Autrefois oubliée des mathématiques, la théorie des jeux domine aujourd’hui l’économie moderne. Mais la théorie des jeux n’a jamais vraiment été un modèle d’êtres humains. Il s’agit d’une description mathématique d’une machine à gagner purement égoïste. Depuis, nous en avons appris davantage sur ce qui intéresse réellement les gens en comparant les décisions prises par des personnes réelles avec les prédictions de la théorie des jeux. Grâce aux travaux de psychologues comme Daniel Kahneman, nous savons que les gens ne sont pas rationnels au sens de la théorie des jeux. Mais ce n’est pas une mauvaise chose. Cela signifie que les gens s’apprécient mutuellement, et pas seulement eux-mêmes. Les gens préfèrent être honnêtes. Nous ne sommes pas des optimistes acharnés. Les neuroscientifiques ont découvert que la socialisation est une récompense en soi. Nous jouons à des jeux pour en comprendre le fonctionnement, pas seulement pour gagner.
4. Les jeux se jouent de nous
La théorie des jeux est le fondement de l’économie moderne. C’est aussi un modèle fondamentalement erroné de l’être humain. Il ne s’agit pas seulement d’un problème théorique. Si nous construisons des systèmes en partant du principe que les gens sont égoïstes, nous pouvons les condamner à agir de la sorte. Le célèbre auteur de jeux de société Reiner Knizia affirme que la première chose qu’il fait lorsqu’il crée un nouveau jeu est de trouver un système de notation. La façon dont le jeu récompense les joueurs détermine leur comportement. Prenons l’exemple du Monopoly.
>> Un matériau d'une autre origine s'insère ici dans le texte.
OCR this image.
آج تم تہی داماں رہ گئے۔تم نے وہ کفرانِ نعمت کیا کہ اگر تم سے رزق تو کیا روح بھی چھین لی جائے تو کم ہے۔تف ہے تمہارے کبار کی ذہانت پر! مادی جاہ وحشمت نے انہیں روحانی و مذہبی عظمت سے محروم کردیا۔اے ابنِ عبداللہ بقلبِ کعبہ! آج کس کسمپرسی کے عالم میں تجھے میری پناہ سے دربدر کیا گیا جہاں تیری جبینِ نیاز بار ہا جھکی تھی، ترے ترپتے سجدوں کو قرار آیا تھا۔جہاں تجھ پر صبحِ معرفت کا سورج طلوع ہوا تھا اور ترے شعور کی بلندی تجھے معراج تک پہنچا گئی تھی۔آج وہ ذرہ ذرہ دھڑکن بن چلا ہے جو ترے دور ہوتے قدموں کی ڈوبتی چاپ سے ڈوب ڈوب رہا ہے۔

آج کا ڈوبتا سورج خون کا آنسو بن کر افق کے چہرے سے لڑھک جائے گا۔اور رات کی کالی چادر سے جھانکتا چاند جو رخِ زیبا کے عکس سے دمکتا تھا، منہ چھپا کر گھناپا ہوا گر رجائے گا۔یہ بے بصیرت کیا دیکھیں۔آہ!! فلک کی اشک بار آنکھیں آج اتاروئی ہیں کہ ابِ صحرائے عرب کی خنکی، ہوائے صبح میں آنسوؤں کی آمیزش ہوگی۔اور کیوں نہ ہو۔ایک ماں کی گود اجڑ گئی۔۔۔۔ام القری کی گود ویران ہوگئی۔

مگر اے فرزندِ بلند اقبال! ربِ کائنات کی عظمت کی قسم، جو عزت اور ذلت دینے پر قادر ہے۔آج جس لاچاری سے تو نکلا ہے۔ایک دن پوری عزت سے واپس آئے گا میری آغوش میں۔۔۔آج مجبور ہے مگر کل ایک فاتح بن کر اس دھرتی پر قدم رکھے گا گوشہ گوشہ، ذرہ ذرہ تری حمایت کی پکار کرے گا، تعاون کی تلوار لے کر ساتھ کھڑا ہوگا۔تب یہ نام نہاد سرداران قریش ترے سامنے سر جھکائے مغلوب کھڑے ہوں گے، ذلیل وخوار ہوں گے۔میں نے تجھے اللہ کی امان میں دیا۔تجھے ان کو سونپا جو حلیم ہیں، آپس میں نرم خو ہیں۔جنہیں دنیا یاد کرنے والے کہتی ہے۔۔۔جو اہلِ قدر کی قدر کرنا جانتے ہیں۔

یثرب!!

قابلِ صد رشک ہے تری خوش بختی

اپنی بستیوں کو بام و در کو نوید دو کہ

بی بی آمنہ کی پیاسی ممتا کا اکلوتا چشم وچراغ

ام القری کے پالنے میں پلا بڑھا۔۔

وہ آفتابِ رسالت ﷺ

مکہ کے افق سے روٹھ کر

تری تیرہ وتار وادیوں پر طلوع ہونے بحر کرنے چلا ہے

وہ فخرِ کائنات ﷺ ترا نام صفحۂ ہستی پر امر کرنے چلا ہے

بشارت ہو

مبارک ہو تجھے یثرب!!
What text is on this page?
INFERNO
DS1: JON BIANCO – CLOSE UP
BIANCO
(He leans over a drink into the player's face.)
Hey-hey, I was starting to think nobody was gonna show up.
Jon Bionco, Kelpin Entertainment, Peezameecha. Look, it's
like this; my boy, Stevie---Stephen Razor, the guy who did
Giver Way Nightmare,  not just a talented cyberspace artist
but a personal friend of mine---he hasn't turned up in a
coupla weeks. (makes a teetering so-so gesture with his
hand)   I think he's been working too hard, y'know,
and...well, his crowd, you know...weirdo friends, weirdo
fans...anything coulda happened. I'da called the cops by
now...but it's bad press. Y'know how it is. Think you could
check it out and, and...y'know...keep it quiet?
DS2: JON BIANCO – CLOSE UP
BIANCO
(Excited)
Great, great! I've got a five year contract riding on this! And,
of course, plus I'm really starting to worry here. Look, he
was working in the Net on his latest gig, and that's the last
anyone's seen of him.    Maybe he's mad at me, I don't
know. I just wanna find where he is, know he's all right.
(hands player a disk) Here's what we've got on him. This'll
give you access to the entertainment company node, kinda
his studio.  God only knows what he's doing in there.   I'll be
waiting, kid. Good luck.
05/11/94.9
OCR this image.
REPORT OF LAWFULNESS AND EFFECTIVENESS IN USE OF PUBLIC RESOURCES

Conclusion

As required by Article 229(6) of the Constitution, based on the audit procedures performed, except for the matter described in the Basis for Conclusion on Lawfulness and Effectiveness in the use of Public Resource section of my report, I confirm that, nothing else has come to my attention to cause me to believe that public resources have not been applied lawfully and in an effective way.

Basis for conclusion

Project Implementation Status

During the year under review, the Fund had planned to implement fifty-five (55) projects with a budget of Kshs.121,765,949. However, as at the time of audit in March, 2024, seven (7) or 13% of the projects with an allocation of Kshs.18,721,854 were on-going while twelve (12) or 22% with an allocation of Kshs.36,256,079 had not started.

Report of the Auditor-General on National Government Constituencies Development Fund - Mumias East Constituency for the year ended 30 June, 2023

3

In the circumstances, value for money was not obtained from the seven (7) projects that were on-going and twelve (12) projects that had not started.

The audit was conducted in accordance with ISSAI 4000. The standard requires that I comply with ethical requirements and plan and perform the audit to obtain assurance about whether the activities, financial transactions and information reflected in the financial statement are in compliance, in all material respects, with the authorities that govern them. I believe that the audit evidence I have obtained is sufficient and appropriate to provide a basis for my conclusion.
Pour gagner, le joueur doit se comporter comme un capitaliste avide. Même si le joueur est socialiste dans la vraie vie, il doit jouer le jeu tel qu’il est, et non tel qu’il voudrait qu’il soit. On ne peut pas gagner en partageant les bénéfices ou en refusant de prendre un loyer. C’est insidieux. Aujourd’hui, les jeux sont dissimulés dans toutes nos technologies. La conception des jeux dicte la façon dont nous interagissons sur les médias sociaux, la façon dont les applications de rencontres nous correspondent, la façon dont les entreprises diffusent des publicités, et bien plus encore. Nous jouons à des jeux cachés et sommes récompensés pour des comportements dont nous ne sommes pas forcément fiers – en d’autres termes, les jeux se jouent de nous.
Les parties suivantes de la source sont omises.